Las instituciones científicas están reconociendo el potencial transformador de los artistas en los laboratorios. Ya no se trata de que unos y otros representen la realidad desde sus respectivas disciplinas, sino de que experimenten juntos, dialoguen y fracasen en común.

Esta colaboración genera beneficios concretos para ambos. Los artistas acceden a ideas científicas que se amplifican más allá del mundo académico en forma de narrativas y experiencias. Los científicos, por su parte, participan en procesos creativos inusuales que les resultan extrañamente familiares a su propia práctica, llevándoles a cuestionar su actividad y su impacto.

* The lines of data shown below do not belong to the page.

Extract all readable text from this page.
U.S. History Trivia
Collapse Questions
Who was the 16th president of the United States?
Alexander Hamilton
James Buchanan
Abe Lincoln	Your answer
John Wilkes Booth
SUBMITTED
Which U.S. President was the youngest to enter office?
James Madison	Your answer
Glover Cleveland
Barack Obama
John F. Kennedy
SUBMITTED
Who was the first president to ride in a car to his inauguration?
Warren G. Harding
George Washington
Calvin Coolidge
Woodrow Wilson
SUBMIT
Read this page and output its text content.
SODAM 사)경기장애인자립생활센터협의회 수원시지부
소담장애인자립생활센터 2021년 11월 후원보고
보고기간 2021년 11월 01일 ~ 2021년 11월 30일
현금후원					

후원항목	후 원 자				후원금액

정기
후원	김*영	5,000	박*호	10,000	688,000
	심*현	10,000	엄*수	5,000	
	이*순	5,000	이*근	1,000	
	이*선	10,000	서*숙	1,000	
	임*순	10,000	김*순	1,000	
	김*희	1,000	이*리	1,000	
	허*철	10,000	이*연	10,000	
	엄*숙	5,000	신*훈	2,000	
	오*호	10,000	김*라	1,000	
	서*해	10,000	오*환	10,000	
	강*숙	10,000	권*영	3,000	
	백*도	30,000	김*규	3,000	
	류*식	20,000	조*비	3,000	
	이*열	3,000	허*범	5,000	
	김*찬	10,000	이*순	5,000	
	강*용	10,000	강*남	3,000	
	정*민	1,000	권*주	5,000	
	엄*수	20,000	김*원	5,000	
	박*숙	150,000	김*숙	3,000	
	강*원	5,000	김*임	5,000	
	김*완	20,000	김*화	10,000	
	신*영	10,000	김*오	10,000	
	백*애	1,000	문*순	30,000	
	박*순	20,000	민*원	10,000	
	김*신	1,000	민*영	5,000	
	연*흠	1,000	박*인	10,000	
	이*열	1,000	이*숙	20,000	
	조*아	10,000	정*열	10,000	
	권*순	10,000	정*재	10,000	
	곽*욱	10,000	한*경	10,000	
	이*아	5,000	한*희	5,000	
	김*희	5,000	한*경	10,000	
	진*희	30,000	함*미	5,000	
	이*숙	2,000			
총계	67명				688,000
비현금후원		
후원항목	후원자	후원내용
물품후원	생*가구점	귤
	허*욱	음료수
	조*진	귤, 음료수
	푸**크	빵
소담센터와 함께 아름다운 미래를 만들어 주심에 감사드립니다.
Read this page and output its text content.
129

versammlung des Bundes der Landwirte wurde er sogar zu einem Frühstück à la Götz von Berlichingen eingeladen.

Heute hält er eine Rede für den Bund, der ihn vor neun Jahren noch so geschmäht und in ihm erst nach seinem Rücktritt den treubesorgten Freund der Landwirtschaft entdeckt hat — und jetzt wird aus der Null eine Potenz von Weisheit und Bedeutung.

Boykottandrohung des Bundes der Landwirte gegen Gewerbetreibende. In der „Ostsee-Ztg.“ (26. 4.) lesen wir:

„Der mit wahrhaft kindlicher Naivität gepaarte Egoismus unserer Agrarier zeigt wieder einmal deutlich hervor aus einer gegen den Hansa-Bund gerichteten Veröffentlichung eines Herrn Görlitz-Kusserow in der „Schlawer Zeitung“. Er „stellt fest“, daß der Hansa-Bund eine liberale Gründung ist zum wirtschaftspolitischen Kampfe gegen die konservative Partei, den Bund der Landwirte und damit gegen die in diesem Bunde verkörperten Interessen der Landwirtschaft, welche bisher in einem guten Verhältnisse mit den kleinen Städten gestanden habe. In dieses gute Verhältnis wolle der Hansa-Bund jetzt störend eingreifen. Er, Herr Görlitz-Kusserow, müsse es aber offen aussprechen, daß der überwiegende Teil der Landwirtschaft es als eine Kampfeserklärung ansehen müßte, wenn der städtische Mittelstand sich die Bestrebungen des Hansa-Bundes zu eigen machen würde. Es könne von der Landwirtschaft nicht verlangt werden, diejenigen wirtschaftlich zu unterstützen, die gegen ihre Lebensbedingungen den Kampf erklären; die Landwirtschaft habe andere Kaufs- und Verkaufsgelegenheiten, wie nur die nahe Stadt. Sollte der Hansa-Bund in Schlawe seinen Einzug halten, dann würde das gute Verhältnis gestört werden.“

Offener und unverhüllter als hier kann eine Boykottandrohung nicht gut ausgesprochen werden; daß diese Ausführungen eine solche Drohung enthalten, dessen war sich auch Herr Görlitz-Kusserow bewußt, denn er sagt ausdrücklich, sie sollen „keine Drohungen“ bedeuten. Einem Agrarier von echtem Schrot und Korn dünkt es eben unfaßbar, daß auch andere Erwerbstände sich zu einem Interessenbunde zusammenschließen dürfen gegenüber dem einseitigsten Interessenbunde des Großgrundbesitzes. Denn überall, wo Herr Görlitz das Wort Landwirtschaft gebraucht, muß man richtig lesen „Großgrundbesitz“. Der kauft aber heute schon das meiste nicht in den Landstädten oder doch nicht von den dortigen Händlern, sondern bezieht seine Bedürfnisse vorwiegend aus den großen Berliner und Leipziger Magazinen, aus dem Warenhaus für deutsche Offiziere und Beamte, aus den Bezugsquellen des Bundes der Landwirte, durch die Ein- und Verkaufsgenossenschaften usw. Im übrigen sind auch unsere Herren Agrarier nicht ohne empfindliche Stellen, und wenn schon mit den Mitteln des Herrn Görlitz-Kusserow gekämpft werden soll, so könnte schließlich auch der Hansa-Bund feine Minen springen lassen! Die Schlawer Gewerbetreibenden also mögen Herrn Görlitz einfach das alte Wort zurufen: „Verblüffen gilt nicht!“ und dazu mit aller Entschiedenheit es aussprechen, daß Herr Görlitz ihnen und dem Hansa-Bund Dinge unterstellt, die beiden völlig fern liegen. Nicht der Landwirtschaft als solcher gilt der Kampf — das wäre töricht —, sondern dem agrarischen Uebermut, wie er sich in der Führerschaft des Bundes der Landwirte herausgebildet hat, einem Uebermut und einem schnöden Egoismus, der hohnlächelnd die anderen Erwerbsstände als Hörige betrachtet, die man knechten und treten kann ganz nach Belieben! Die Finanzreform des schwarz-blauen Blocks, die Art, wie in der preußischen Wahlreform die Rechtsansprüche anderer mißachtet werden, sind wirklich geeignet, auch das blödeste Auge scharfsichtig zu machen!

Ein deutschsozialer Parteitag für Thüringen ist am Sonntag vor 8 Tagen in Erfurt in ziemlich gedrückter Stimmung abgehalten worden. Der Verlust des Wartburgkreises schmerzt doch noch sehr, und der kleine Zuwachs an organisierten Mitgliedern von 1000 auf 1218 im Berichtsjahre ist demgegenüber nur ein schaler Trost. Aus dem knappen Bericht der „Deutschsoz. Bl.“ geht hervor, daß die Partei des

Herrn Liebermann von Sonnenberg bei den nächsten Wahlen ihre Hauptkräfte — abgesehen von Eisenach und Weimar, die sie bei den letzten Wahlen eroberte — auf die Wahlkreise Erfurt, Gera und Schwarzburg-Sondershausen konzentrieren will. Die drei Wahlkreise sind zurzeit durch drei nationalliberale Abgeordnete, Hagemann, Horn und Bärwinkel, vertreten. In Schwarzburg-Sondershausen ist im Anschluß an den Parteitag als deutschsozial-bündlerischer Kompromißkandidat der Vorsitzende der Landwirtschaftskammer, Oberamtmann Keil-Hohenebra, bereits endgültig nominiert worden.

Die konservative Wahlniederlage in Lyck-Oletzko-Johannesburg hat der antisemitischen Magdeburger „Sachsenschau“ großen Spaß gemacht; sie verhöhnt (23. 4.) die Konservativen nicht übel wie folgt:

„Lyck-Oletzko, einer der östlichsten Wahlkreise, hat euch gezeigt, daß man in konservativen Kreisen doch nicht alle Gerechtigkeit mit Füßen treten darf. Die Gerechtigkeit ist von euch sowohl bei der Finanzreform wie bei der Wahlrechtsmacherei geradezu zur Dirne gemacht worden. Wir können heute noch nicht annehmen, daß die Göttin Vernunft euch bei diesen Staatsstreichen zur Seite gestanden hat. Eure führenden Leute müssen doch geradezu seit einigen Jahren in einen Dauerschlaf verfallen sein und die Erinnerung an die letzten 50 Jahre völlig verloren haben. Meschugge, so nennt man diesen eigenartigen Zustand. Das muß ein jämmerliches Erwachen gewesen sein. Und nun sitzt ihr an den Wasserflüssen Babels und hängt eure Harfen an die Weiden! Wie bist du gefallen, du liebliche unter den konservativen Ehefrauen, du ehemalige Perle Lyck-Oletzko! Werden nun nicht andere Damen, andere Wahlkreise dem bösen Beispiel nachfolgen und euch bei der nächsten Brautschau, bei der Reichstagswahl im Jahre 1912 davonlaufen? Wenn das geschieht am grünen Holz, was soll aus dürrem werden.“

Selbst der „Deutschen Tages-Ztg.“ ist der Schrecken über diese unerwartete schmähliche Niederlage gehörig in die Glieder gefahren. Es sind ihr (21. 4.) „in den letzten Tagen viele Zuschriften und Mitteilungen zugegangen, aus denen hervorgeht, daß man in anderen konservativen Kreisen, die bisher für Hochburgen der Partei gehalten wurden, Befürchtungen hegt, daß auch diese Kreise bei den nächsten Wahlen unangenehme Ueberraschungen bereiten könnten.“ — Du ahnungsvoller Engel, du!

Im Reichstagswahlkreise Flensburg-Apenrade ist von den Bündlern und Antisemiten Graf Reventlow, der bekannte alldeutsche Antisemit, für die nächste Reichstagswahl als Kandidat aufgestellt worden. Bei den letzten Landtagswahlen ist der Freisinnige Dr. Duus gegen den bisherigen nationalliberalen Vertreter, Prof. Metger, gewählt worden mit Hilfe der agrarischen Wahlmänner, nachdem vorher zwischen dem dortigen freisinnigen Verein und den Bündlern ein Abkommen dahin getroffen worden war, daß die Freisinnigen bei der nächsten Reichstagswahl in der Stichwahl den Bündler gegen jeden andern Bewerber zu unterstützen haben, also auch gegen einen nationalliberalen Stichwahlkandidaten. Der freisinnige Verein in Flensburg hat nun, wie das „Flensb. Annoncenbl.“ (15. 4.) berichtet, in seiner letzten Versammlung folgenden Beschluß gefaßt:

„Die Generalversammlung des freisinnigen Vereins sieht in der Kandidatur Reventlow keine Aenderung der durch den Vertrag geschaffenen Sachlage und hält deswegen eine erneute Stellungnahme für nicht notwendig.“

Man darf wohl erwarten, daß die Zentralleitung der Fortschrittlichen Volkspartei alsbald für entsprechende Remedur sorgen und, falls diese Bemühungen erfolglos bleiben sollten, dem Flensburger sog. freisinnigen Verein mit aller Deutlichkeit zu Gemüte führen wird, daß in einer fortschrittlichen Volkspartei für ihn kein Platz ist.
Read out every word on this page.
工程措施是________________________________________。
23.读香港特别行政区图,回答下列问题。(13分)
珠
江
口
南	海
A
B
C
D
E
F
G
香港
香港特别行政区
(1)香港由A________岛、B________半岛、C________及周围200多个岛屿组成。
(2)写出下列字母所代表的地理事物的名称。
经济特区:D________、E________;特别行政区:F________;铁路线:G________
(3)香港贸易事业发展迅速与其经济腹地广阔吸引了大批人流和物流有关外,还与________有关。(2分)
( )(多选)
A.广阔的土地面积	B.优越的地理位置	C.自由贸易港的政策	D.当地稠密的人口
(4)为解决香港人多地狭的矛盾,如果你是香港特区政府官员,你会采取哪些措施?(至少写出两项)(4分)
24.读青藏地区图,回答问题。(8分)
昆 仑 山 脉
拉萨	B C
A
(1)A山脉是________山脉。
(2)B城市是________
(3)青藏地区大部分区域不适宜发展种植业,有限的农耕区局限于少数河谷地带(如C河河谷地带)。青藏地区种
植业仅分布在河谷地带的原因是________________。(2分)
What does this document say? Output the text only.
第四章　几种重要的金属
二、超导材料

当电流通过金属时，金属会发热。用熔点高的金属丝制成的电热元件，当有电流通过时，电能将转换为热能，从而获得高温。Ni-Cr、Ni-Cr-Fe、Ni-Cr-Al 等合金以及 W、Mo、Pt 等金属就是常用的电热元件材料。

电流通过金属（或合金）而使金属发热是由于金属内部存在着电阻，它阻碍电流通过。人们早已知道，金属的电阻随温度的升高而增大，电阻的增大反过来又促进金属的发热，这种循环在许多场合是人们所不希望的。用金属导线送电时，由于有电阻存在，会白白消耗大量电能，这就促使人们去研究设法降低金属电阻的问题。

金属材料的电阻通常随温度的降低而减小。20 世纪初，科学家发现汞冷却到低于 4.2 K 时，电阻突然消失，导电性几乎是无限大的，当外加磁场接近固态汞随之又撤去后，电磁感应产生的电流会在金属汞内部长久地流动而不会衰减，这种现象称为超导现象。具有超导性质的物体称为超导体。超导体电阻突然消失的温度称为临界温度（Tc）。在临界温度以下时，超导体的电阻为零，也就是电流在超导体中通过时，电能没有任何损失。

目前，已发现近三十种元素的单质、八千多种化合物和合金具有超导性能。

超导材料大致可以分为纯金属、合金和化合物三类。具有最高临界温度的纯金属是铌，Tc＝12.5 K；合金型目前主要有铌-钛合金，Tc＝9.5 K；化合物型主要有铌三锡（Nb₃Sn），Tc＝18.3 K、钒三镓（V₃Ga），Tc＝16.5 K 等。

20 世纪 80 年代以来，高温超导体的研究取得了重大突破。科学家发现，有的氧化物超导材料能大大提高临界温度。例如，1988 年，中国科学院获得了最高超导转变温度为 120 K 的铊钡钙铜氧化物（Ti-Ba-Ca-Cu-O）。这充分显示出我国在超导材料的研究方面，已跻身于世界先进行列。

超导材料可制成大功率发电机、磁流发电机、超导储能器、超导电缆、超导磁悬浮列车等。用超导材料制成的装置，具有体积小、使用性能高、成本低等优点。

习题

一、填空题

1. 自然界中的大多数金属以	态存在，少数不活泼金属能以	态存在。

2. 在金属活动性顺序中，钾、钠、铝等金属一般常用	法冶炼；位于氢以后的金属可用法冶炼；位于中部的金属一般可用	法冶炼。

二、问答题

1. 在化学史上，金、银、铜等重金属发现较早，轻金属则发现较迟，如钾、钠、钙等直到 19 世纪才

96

Los detalles: cómo funciona esta colaboración

La historia de estas alianzas tiene raíces profundas. Salvador Dalí admiraba profundamente a Santiago Ramón y Cajal, fascinado por sus dibujos microscópicos de neuronas. Cajal demostraba con precisión la naturaleza de la célula nerviosa mediante formas casi arquitectónicas. Dalí encontró en ellos una confirmación de su intuición simbólica: lo invisible —los sueños, las formas vivas— sostiene el mundo visible.

Otro ejemplo histórico: John Couch Adams y Urbain Le Verrier detectaron una anomalía en la órbita de Urano que no coincidía con las leyes de Newton. Propusieron la existencia de un planeta invisible, calcularon su posición, y cuando los telescopios apuntaron al lugar indicado, allí estaba . Una idea precedió a su verificación y transformó los mapas mentales del mundo.